Pensar en la relación entre la posición que ocupan los candidatos en las encuestas y la degradación de la discusión pública me da agriera y no en sentido figurado. Presenciar el espectáculo que ofrecen nuestros líderes políticos y escuchar los aplausos enardecidos de quienes todavía confían en ellos me quita el sueño. Tratar de creer que todo va a estar bien mientras veo, en directo, como un grupo de personas sin escrúpulos se apropia del discurso de cambio que nos ha permitido soñar en un mundo más justo me agota.
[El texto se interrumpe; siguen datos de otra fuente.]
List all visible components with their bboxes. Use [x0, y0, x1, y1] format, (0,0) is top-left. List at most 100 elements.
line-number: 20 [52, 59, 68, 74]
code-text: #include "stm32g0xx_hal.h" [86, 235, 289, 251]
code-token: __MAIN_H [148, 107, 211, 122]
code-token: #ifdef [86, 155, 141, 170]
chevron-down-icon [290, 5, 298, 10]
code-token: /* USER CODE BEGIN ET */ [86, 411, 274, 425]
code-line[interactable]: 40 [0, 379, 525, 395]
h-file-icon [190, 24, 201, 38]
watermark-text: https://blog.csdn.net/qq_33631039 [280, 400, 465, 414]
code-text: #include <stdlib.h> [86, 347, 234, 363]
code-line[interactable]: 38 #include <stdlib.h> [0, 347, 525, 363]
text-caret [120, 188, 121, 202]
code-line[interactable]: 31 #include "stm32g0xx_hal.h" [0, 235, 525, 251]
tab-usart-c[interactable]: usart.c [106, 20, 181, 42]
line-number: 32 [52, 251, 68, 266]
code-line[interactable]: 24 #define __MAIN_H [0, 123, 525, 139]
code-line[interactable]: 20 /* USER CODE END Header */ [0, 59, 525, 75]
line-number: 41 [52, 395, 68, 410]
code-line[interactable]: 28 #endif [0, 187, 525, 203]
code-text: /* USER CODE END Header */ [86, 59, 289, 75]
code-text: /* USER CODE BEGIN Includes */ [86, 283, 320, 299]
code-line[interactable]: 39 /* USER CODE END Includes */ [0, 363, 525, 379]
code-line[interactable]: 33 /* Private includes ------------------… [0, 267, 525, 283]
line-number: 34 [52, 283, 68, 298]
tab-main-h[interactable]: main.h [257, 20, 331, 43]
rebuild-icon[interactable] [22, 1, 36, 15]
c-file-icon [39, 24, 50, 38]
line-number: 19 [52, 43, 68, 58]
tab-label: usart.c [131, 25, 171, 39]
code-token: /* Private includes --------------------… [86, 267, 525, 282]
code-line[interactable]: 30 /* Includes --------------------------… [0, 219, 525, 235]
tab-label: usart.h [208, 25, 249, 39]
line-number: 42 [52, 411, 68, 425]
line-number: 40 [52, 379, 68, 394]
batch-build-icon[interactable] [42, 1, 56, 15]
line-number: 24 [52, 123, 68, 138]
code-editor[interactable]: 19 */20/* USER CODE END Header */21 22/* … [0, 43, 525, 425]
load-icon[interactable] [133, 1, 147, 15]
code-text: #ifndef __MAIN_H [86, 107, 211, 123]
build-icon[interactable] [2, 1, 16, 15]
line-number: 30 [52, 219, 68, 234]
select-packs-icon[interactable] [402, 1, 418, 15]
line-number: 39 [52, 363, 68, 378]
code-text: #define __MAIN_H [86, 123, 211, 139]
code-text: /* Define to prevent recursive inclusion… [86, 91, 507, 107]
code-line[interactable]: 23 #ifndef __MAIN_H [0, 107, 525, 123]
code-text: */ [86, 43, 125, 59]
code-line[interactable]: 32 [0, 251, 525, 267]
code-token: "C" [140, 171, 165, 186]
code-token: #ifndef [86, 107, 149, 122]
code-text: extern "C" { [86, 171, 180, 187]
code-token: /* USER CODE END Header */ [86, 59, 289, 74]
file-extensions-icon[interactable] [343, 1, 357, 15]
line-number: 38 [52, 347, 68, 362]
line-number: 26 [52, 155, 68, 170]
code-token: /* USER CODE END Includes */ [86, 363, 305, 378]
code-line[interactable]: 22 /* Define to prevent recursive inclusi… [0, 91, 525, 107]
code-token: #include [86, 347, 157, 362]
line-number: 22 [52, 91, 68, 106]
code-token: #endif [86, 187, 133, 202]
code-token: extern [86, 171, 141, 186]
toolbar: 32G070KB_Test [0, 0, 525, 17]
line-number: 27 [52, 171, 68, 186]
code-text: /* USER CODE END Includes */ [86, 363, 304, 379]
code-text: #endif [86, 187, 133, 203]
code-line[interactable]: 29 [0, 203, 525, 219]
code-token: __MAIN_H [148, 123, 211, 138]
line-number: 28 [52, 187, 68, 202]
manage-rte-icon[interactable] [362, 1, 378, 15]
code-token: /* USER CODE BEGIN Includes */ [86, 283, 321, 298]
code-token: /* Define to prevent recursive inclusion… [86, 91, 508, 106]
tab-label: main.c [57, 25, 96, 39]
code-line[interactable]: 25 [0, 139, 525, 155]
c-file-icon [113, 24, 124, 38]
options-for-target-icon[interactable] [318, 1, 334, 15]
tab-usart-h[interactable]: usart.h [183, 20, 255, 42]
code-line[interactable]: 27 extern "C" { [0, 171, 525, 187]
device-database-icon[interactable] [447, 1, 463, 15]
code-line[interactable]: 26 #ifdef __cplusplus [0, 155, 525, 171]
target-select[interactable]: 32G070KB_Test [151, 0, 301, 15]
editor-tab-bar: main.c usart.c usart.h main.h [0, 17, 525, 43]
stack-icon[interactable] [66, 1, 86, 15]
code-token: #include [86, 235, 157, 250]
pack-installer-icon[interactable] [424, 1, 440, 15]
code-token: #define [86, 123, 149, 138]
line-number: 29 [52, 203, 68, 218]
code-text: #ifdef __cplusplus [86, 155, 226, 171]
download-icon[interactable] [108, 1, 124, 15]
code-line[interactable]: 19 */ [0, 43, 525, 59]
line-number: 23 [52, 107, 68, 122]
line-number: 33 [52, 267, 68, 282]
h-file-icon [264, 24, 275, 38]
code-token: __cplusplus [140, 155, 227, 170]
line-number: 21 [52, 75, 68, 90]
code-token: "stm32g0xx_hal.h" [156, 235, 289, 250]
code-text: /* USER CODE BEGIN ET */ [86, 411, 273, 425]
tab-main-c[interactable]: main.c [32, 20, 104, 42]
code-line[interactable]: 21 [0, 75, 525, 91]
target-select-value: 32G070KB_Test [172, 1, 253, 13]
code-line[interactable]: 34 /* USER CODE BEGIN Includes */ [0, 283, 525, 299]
Intenté hacer una desintoxicación de redes sociales y borré la aplicación de Twitter de mi celular. No funcionó. Volví a caer en la droga de los 280 caracteres y lo hice movida por la culpa: la posición privilegiada que ocupo en la sociedad no puede hacerme indiferente. Tengo que estar enterada, participar de alguna manera. Lo que está pasando me tiene que doler. La salida del martirio, aunque no parezca, es también cómoda. Nos permite observar el caos con la distancia suficiente y, además, nos entrega un trapo para limpiarnos la conciencia. Deja que nos sofoquemos cerca de las llamas sin arder en ellas. El consuelo del mártir es casi tan egoísta como la indolencia del individualista. Hoy me parece difícil diferenciar entre quienes se sacrifican públicamente en nombre de sus convicciones y quienes, movidos por su interés particular, están dispuestos a hacer cualquier cosa para defender lo que sienten que les pertenece.
En esta encrucijada quisiera optar por una salida que me reconcilie con el futuro y me haga emocionar con el presente. Ninguno de los proyectos políticos que hoy disputan la presidencia del país me ofrece esa opción, pero no quiero que ese sea un motivo para dejar de creer que es posible vivir mejor. Quiero concentrarme en tejer una red que nos sostenga y que nos proteja del abismo. Que esté hecha de puntadas fuertes y unidas para que soporte el peso sin reventar ninguna fibra.
Voy a votar, por supuesto, pero no voy a depositar toda mi confianza en los resultados de la elección. En este momento entiendo el voto como una forma íntima de expresión que no podrá nunca contener la dimensión de mi compromiso político. Cuando ponga el tarjetón en la urna voy a pedir un deseo: que mi ideal se desborde en todo lo que hago y que la perplejidad que me genera este momento de nuestra historia no me haga creer que solo hay un destino posible.